Smartphone Application Designed Interface.

Figure 6
figure 6

Plant Disease Visualization of Semantic Dictionary.

Figure 7
figure 7

Testing Data Snapshot.

Figure 8
figure 8

Report Generation from the User Input.

The confidence level was also used to evaluate the effectiveness of the proposed system, and it was discovered that the proposed MVGG16 CNN had a high confidence level from 99.00 to 100.00, as seen in Fig. 9. Twelve Habanero Plant Diseases datasets involving healthy and infected leaves were used to evaluate the system performance by prediction method. It can be seen in Fig. 9 that all the leaves selected for the prediction were predicted rightly when comparing them with the proper labels.

Figure 9
figure 9

Prediction with a Confidence Rate of the Habanero Plant Diseases.

Comparative analysis with related works

The proposed approach is similar to other studies that have used deep learning for plant disease detection. However, our study focused on habanero plants with unusual disease symptoms requiring specialized detection methods. Our results show that our model outperformed previous studies' accuracy results. Table 4 shows the comparative Analysis with existing studies that have examined the detection or classification of plant diseases. It can be demonstrated in the table that our proposed system outperformed all the existing methods with an accuracy of 98.42% over the studies conducted by Bezabih et al.36 with an accuracy of 95.82, one driven by Kumar, Razi, Singh & Das37 with an accuracy of 87.00% and third study conducted by Pant et al.38 with an accuracy of 96.00%.

Table 4 Comparative analysis with existing studies.

Limitations of the study

The limitation of the study is that it uses high computation resources such as space and time. The time complexity was too high because the modified algorithm layers increased, making the network deeper. Since the study is on mobile applications, it is suggested that in the future, mobile-based lightweight algorithms such as MobileNet, MobileNetV2, or V3 can be employed to detect plant disease.

Conclusion

In this study, using an MVGG16 model, we created a smartphone app for detecting habanero plant disease.
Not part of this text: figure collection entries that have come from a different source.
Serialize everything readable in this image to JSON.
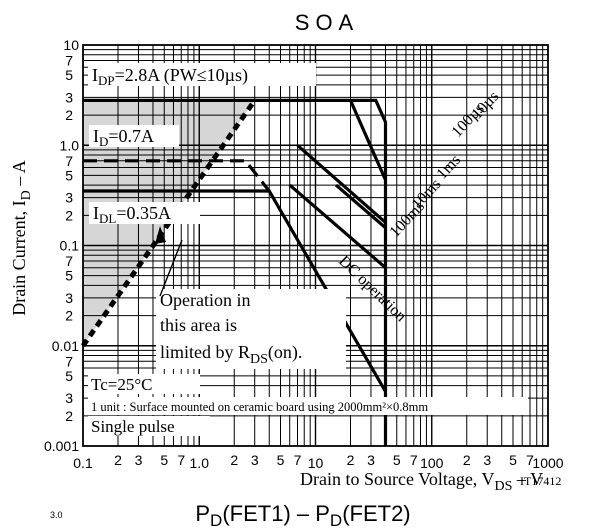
{
  "chart_data": {
    "type": "line",
    "title": "SOA",
    "xlabel": {
      "main": "Drain to Source Voltage, V",
      "sub": "DS",
      "tail": " – V"
    },
    "ylabel": {
      "main": "Drain Current, I",
      "sub": "D",
      "tail": " – A"
    },
    "x_scale": "log",
    "y_scale": "log",
    "xlim": [
      0.1,
      1000
    ],
    "ylim": [
      0.001,
      10
    ],
    "grid": true,
    "x_major_ticks": [
      {
        "value": 0.1,
        "label": "0.1"
      },
      {
        "value": 1,
        "label": "1.0"
      },
      {
        "value": 10,
        "label": "10"
      },
      {
        "value": 100,
        "label": "100"
      },
      {
        "value": 1000,
        "label": "1000"
      }
    ],
    "x_minor_labels": [
      "2",
      "3",
      "5",
      "7"
    ],
    "y_major_ticks": [
      {
        "value": 10,
        "label": "10"
      },
      {
        "value": 1,
        "label": "1.0"
      },
      {
        "value": 0.1,
        "label": "0.1"
      },
      {
        "value": 0.01,
        "label": "0.01"
      },
      {
        "value": 0.001,
        "label": "0.001"
      }
    ],
    "y_minor_labels": [
      "7",
      "5",
      "3",
      "2"
    ],
    "series": [
      {
        "name": "10µs",
        "x": [
          0.1,
          33,
          40,
          40
        ],
        "y": [
          2.8,
          2.8,
          1.7,
          0.001
        ]
      },
      {
        "name": "100µs",
        "x": [
          20,
          40
        ],
        "y": [
          2.8,
          0.45
        ]
      },
      {
        "name": "1ms",
        "x": [
          7,
          40
        ],
        "y": [
          1.0,
          0.17
        ]
      },
      {
        "name": "10ms",
        "x": [
          15,
          40
        ],
        "y": [
          0.4,
          0.15
        ]
      },
      {
        "name": "100ms",
        "x": [
          6,
          40
        ],
        "y": [
          0.4,
          0.06
        ]
      },
      {
        "name": "DC operation",
        "x": [
          0.1,
          4,
          40
        ],
        "y": [
          0.35,
          0.35,
          0.0035
        ]
      },
      {
        "name": "I_D=0.7A",
        "x": [
          0.1,
          2.5,
          4
        ],
        "y": [
          0.7,
          0.7,
          0.35
        ]
      },
      {
        "name": "R_DS(on) limit",
        "x": [
          0.1,
          3
        ],
        "y": [
          0.01,
          2.8
        ]
      }
    ],
    "annotations": {
      "idp": {
        "main": "I",
        "sub": "DP",
        "rest": "=2.8A (PW≤10µs)"
      },
      "id": {
        "main": "I",
        "sub": "D",
        "rest": "=0.7A"
      },
      "idl": {
        "main": "I",
        "sub": "DL",
        "rest": "=0.35A"
      },
      "operation_line1": "Operation in",
      "operation_line2": "this area is",
      "operation_line3_main": "limited by R",
      "operation_line3_sub": "DS",
      "operation_line3_tail": "(on).",
      "tc": "Tc=25°C",
      "unit": "1 unit : Surface mounted on ceramic board using 2000mm²×0.8mm",
      "pulse": "Single pulse",
      "label_10us": "10µs",
      "label_100us": "100µs",
      "label_1ms": "1ms",
      "label_10ms": "10ms",
      "label_100ms": "100ms",
      "label_dc": "DC operation",
      "code": "IT17412"
    }
  },
  "footer_title": {
    "main": "P",
    "sub1": "D",
    "mid1": "(FET1)  –  P",
    "sub2": "D",
    "mid2": "(FET2)"
  },
  "footer_axis_value": "3.0"
}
The software accurately distinguished between healthy and unhealthy plants, and in every instance where the plant was seriously infected, it could identify the precise ailment. These findings show how deep learning methods and smartphone technology can potentially increase the effectiveness and accessibility of plant disease diagnosis. To enhance the VGG16 model's performance on less prevalent diseases or plants in varying environmental circumstances, further research may concentrate on extending the dataset used to train the VGG16 model. Incorporating additional capabilities like real-time disease management advice or developing the software’s use for crops other than habanero peppers could also help the app get better.

As a result, we contend that the creation of this smartphone app for habanero plant disease detection is a significant advancement in the study of plant pathology and has the potential to be very helpful to farmers and agricultural experts in diagnosing and managing plant infections. The study can employ lightweight algorithms such as MobileNet versions, SqueezeNet, AlexNet, etc., to implement plant detection systems.

In the future, we intend to include two or more specific diseases, quick wilt caused by Phytophthora and slow wilt caused by Fusarium, and we want to expand the dataset to include these additional diseases to create a more comprehensive disease detection system.